Now that the narrative has moved into Norse territory, and the franchise was essentially torn down in an effort to rebuild it even stronger, the narrative isn't the only thing that will be different this go around. The places to explore are massive and there is a lot to discover in the next phase of Kratos' journey. Because of this, boats will play a key factor in how that will be done in an effort to add a more immersive layer to the storytelling experience.

Since Kratos and Atreus aren't really feeling swimming as their primary mode of travel, the creative director said that boats will be an intricate part in their journey's progress. Cory Barlog had this to say to Game Informer in a recent interview, "As we started looking at, first, the crazy amount of investment for full 3D swimming to be awesome, and, second, to have a character follow you in in full 3D swimming, the programmers kept giving me that look."

"I started investigating this idea of a big Viking longboat, and then realized you could really continue the narrative throughout," Barlog says. "You can slow traversal down and you can change the pacing and interaction style and point of view. All while having these moments that you probably couldn't get in any other situations."

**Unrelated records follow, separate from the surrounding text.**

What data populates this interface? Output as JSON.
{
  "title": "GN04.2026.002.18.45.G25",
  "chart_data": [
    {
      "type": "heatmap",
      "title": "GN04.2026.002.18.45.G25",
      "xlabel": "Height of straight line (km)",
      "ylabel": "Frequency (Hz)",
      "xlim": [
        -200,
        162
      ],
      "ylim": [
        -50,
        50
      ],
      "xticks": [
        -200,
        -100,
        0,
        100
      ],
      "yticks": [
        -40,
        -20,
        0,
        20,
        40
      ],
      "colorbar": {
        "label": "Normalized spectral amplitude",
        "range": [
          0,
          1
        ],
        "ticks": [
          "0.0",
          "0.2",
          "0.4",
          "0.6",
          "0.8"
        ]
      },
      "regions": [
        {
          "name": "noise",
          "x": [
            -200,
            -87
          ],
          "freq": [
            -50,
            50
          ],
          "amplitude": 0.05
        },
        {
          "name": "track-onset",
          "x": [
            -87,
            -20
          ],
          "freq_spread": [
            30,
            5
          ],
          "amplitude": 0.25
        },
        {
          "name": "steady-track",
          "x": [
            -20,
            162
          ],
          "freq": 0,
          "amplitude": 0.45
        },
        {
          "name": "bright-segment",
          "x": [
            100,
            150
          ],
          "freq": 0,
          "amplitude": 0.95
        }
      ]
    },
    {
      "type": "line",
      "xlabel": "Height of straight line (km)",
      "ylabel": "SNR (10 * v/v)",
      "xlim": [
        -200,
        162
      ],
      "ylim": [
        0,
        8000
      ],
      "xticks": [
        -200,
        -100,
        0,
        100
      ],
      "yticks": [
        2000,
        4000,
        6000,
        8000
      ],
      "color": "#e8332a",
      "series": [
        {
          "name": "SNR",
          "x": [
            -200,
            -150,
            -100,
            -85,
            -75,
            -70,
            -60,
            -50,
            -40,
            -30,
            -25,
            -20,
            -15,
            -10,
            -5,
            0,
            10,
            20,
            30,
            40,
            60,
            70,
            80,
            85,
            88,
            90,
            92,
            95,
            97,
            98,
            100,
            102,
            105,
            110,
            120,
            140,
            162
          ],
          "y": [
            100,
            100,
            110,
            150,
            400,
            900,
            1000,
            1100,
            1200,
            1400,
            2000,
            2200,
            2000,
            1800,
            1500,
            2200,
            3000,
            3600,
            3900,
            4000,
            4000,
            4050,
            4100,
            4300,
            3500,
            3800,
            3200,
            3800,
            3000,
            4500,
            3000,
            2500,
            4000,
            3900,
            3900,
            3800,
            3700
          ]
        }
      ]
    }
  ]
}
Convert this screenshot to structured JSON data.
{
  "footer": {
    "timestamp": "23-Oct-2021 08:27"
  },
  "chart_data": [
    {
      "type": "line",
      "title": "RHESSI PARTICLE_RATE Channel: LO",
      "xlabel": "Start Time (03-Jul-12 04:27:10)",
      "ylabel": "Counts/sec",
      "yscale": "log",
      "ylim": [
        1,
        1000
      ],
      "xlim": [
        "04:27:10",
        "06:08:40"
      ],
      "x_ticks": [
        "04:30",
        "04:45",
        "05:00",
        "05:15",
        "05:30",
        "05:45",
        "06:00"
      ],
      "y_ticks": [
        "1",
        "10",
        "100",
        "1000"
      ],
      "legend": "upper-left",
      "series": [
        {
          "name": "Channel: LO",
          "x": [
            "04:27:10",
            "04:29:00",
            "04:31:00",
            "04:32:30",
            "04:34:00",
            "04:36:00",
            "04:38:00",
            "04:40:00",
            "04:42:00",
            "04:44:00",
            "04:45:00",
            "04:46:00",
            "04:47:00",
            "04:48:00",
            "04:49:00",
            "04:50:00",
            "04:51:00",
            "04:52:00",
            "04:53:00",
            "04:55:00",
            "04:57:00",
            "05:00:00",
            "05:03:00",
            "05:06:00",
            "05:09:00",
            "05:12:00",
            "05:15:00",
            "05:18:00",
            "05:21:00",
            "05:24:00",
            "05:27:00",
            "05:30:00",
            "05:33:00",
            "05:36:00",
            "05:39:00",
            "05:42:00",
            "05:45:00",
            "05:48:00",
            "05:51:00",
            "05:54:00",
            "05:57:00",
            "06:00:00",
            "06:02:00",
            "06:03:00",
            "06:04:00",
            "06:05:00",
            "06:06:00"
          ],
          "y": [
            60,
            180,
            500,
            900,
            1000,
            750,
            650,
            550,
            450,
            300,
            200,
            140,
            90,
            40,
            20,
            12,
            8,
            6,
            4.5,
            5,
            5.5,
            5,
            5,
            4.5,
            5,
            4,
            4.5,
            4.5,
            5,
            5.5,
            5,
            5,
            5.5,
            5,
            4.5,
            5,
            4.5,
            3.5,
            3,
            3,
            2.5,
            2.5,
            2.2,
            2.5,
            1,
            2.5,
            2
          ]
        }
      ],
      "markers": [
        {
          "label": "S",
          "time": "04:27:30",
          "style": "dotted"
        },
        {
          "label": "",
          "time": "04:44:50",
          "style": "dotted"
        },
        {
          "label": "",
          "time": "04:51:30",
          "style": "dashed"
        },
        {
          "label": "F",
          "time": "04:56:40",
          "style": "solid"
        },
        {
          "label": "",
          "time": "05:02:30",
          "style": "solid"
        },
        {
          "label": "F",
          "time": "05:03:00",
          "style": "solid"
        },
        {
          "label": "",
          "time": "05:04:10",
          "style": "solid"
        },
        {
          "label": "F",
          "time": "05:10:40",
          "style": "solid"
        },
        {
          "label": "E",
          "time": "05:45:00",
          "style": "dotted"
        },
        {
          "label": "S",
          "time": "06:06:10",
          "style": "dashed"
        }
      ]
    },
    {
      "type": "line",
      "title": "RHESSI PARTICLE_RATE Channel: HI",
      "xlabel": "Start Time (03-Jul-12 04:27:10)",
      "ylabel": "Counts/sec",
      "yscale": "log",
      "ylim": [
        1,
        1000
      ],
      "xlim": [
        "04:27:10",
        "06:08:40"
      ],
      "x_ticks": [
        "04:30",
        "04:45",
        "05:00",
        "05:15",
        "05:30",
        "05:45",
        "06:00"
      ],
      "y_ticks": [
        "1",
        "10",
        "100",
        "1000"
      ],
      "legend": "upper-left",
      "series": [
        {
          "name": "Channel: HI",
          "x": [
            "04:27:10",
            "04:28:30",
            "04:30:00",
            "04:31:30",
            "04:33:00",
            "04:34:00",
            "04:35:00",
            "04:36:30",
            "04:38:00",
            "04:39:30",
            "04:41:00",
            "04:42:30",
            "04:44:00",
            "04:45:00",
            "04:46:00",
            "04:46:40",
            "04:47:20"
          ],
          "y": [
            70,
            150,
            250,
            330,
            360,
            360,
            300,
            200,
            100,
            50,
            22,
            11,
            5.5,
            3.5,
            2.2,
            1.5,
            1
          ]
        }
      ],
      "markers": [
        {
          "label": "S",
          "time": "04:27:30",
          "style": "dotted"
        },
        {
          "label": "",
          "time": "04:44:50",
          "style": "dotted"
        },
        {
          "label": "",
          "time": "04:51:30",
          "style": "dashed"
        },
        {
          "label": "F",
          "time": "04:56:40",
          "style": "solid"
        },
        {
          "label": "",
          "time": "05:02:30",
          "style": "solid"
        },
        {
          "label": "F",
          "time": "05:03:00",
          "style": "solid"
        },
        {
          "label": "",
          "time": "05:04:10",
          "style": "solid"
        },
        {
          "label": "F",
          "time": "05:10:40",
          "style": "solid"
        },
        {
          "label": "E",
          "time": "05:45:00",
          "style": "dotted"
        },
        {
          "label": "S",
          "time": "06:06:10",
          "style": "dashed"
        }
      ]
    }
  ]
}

Being trapped on a small boat with another person is a key experience, one that can provide a comfortable, or tense, environment. This was a key reasoning behind the boat focus, stating that these quite moments that players can witness will give a realistic progression throughout the story and how the characters interact:

"It turned out really well, but to be quite frank, it was not popular for a long time on the team," Barlog says. "That was the running joke; if ever there was a discussion of scope or anything related to taking on too much, it was always, 'Well, we could cut the boat!' I think most those people wanted the swimming – as I wanted the swimming – but I think I just accepted earlier than they did. But it's a bigger win to do this. It really took a core group of people digging in and finding that core feel that really made it, 'Oh, okay, I get it'."

As for finding them, they are scattered everywhere throughout the game and incredibly accessible. Though the act of sailing is prevelant, the creative director does reiterate that it's not an open seas simulator and that players not looking forward to this aspect can rest easy because it's not really a main focus in the game.